I want to return to the question about Churches breaking lockdown rules and meeting for worship. You will notice that people like me (see also the position of FIEC National Director, John Stevens) has not been that Churches should never go against the law on matters of gathering for worship. That would be an untenable position given that in a number of countries the practice of Christianity is illegal and subject to severe persecution.
It was my view that the measures were inconsistent disproportionate and unnecessary not just for Christians and other faiths but for a wide range of other people and businesses. I therefore argued that there was a legitimate case for protesting and challenging the decision but that if unsuccessful, we should still comply with the measures and submit to the civil authorities.

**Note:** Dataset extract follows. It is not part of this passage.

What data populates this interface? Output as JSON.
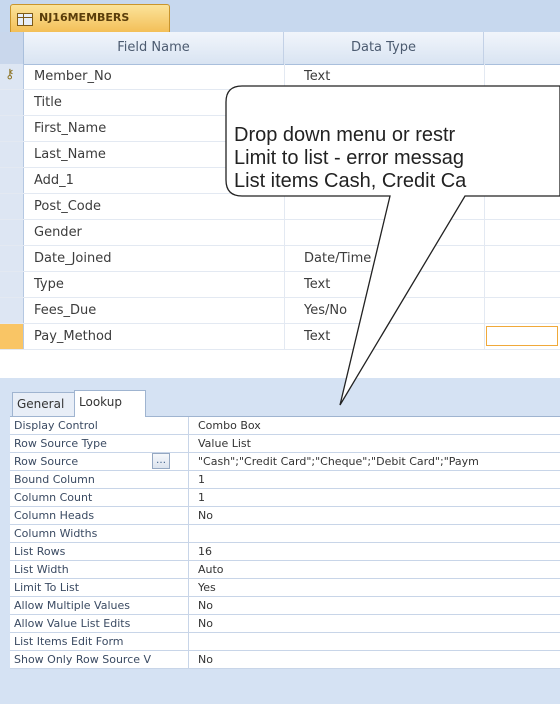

So, at what point should we consider civil disobedience and refuse to comply with Government measures that restrict worship? Here are my thoughts, obviously they come from someone who believes we are duty bound by Scripture to meet and gather to the best of our ability. Therefore, whilst not ideal, I accept online provision as an interim solution. Others might draw the line in slightly different places.

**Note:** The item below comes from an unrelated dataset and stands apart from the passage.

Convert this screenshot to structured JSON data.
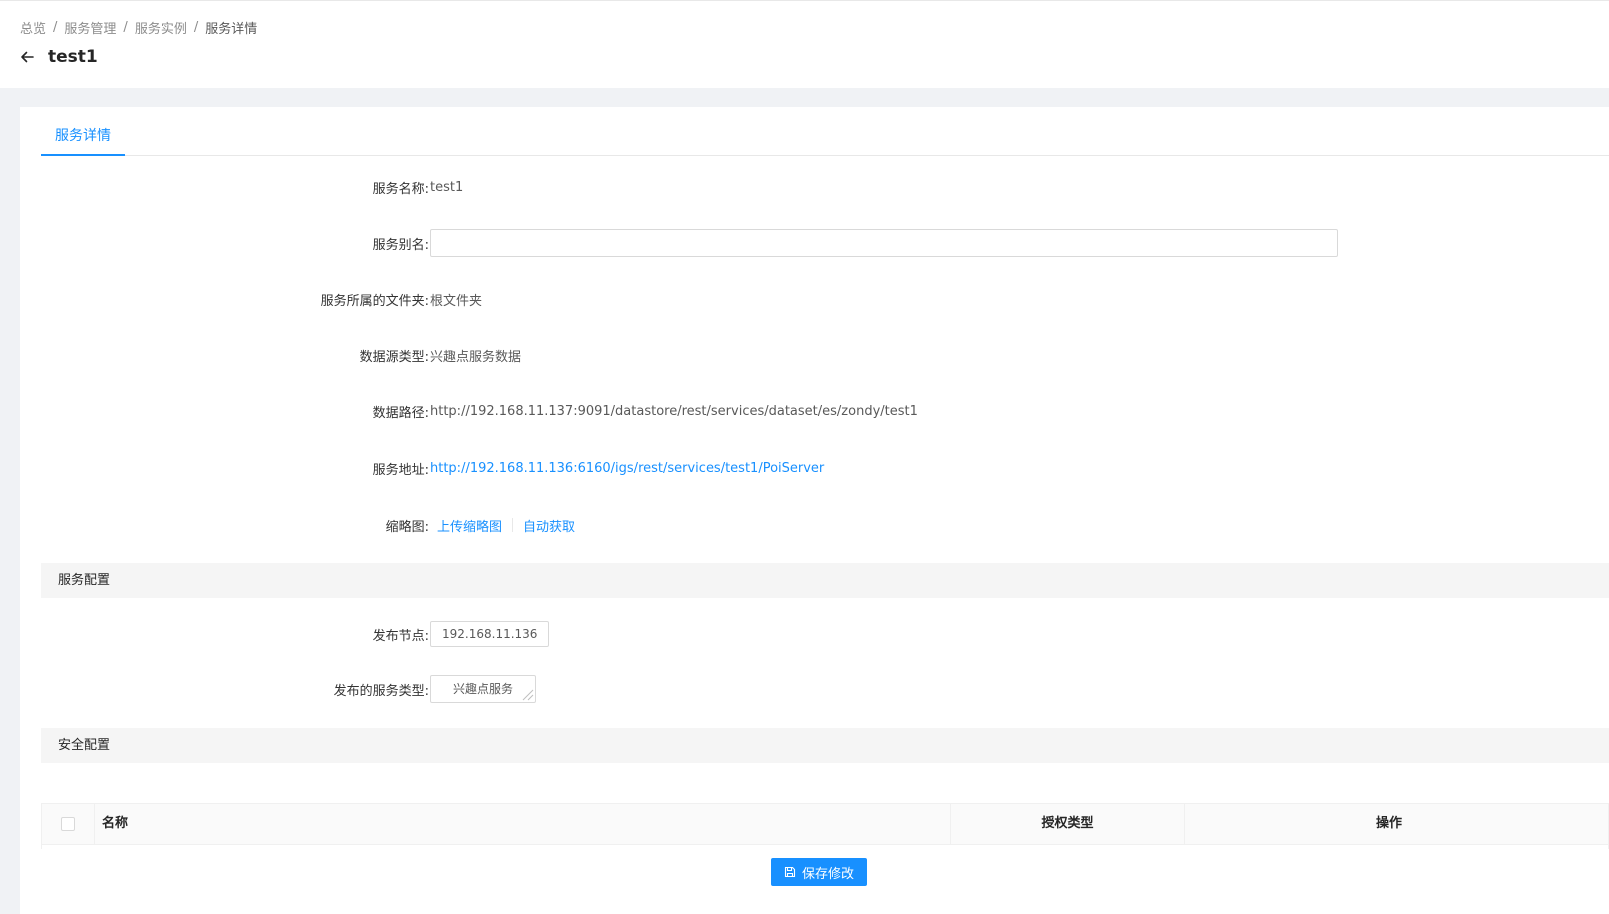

- If the Government introduces measures that are clearly designed to restrict Christian/religious worship and activities for that sole basis. In other words, where we are being discriminated against and attempts are being made to silence the Gospel.
- Should restrictions be made not just against physical gathering but against the other methods we have used for gathering then this would mean we would have to find some means by which to gather. For example, imagine a scenario where internet usage was rationed and we were neither able to meet online nor in person.
- Where a stand like this sends a clearer Gospel signal than seeking to comply with measures. There would have to be no question mark therefore that our actions were not at odds with the command to love our neighbour as ourselves.
- Where there is a level of consensus and unity amongst church leaders that this is the right action and the right time. In other words, there needs to be a sense of body discernment together on this. Whilst I don’t think that we should insist on unanimity, I do believe there should be at least something looking like a significant majority opinion that we are being called to make that choice between obeying God and obeying man.
I do not believe that the context of a Global pandemic and Governments seeking to make decisions to look after everyone’s health counts. It is clear that whilst some of the decisions made have been challengeable and that the Government does not always seem to understand Christian faith, that their aim has been to protect the population and they have sought to hear, consider and act in the interests of faith groups throughout the crisis.
However, a day may come when a Government does seek to use its power against the church. It my be overtly or it may be under the cover of a particular emergency. If that happens here, we should be bold enough to take a stand. In that this is the case already for many brothers and sisters around the world, we should pray for them and support them.